April 30, 2024
Study examines economic impact of eating disorders in Canada
A new pan-Canadian analysis on the cost of eating disorders in children and youth before and during the COVID-19 pandemic shows a sharp increase that the researchers say is only the tip of the iceberg. The study authors are calling for better surveillance of what research indicates is a rapidly growing issue in Canada.

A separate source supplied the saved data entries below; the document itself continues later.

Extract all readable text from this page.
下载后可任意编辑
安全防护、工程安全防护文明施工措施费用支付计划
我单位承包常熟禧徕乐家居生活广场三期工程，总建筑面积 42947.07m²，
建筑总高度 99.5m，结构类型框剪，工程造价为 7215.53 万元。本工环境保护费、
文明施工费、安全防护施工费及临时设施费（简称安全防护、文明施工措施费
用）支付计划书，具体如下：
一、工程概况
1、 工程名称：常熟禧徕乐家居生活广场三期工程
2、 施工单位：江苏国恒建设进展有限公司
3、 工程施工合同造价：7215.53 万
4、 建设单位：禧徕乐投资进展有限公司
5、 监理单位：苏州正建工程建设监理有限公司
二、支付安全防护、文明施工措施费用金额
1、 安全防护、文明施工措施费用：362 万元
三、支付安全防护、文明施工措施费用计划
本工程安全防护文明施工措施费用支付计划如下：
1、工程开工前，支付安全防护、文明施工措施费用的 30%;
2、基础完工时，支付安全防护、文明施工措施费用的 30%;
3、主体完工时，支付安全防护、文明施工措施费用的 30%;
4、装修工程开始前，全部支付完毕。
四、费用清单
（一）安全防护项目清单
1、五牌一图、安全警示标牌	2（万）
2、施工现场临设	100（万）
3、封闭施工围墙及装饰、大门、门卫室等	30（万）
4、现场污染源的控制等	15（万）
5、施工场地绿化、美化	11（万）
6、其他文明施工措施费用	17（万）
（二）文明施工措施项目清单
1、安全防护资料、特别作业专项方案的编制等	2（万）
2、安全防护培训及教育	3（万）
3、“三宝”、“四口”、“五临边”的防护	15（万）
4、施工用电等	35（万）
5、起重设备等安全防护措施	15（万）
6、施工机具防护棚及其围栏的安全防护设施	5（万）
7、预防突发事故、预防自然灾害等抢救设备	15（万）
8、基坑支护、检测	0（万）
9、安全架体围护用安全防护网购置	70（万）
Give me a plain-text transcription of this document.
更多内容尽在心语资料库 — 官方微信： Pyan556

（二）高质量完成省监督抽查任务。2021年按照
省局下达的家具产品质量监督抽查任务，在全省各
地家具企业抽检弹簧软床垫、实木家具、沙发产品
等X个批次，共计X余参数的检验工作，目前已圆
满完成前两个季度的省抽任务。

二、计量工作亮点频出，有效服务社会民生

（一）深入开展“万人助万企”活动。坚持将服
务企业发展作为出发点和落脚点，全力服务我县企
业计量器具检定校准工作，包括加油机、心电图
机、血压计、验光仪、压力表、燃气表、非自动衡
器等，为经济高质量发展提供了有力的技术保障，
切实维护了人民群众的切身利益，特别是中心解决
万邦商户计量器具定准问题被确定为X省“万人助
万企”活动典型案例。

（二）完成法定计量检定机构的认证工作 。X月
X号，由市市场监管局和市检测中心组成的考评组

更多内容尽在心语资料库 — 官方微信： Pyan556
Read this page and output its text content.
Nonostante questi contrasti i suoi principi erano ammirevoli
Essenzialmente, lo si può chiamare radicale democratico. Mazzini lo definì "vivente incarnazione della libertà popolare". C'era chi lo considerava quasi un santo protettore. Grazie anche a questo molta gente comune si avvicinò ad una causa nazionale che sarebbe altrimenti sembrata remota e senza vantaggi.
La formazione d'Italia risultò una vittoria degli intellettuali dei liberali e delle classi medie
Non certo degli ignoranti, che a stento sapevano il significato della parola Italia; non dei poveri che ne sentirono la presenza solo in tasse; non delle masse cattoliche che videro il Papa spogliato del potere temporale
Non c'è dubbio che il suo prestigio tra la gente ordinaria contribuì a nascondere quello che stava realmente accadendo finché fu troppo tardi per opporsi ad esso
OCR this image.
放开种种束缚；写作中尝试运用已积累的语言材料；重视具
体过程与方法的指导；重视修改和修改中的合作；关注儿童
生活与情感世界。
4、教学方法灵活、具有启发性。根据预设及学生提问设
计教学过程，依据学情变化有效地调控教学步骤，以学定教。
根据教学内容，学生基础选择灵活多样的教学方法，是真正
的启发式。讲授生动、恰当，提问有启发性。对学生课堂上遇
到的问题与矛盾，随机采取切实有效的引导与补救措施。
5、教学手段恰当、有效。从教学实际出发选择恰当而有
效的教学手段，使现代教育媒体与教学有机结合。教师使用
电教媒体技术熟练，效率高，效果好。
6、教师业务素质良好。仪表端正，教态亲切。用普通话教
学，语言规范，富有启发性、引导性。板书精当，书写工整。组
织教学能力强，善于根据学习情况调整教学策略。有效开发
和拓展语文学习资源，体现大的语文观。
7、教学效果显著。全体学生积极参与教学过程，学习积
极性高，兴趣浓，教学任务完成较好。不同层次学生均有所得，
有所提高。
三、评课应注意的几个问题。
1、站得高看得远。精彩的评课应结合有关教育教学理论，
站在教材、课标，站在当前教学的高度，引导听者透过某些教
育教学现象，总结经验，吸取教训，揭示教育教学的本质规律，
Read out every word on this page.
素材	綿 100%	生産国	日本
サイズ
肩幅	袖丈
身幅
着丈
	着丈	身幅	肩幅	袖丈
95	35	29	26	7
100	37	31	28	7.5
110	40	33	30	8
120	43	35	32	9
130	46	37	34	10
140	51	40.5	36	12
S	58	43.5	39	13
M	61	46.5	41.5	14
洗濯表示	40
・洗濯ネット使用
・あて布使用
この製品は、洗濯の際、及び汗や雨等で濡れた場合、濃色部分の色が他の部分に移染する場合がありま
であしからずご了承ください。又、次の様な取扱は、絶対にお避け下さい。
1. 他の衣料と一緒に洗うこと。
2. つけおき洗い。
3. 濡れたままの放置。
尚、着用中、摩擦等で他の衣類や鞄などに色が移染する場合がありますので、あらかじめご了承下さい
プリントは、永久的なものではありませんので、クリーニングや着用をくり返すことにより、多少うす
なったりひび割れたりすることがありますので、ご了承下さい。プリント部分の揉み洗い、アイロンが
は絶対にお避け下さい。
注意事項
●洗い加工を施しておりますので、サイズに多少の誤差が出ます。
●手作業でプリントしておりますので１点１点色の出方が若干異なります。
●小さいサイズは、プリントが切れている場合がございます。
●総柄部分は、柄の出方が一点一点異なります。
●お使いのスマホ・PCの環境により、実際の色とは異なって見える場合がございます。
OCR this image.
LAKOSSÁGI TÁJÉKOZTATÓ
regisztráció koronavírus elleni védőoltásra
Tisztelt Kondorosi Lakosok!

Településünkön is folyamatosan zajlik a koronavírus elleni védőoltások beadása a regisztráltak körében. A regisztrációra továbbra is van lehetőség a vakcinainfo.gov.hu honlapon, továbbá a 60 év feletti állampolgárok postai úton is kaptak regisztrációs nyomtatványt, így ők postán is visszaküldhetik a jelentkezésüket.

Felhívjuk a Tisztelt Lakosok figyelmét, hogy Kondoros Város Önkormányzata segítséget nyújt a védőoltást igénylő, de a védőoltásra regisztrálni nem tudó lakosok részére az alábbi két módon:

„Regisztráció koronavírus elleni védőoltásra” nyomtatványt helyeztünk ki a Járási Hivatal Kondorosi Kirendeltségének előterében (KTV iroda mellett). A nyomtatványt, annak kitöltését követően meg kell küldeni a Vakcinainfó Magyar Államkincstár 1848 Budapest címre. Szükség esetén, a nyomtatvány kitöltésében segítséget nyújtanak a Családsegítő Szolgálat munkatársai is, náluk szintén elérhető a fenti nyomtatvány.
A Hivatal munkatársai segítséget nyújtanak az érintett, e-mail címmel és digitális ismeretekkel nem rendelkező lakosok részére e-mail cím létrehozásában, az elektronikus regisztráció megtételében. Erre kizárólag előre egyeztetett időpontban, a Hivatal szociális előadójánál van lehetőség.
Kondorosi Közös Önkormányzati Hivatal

Led by the CHEO Research Institute, Ottawa, in collaboration with University of Calgary Faculty of Social Work researcher Dr. Gina Dimitropoulos, PhD, and other health-care and academic partners across Canada, the Deloitte Access Economics report is the first of its kind and shines a light on the significant costs of eating disorders to the Canadian health-care system during the pandemic.
Between 2020 and 2022, there was a 126 per cent increase in emergency department presentations and a 60 per cent increase in inpatient hospitalizations compared to one year pre-COVID.
The report indicates the incremental cost impact of children and youth with eating disorders reached $39.5 million over the course of the pandemic (from 2020 to 2022), representing a 21 per cent increase based on the limited data available. The report’s experts say these figures are only a fraction of the true cost of eating disorders in Canada.
Kloie Picot, for the Faculty of Social Work
Due to a lack of surveillance data on eating disorders, not all components of the cost of care, including the cost of standard eating disorder treatment programs such as day hospital programs, and support-based community eating disorder services (which rose by 118 per cent during the first two years of the pandemic), were accounted for in the report.
“We can’t manage what we can’t measure. Understanding the impacts and costs associated with eating disorders, especially in children and youth, is imperative to drive much-needed health-system transformation planning,” says Dr. Nicole Obeid, scientist and lead of the Eating Disorders Research Lab at the CHEO Research Institute, and associate professor in the Department of Psychiatry, University of Ottawa.
“As thorough as this Deloitte report is, it is a vast underestimate of the cost of eating disorders in Canada. This research highlights the urgent need to develop a robust surveillance system for eating disorders in Canada to ensure we are adequately capturing shifting needs in services and costs so that we can better manage eating disorder care.”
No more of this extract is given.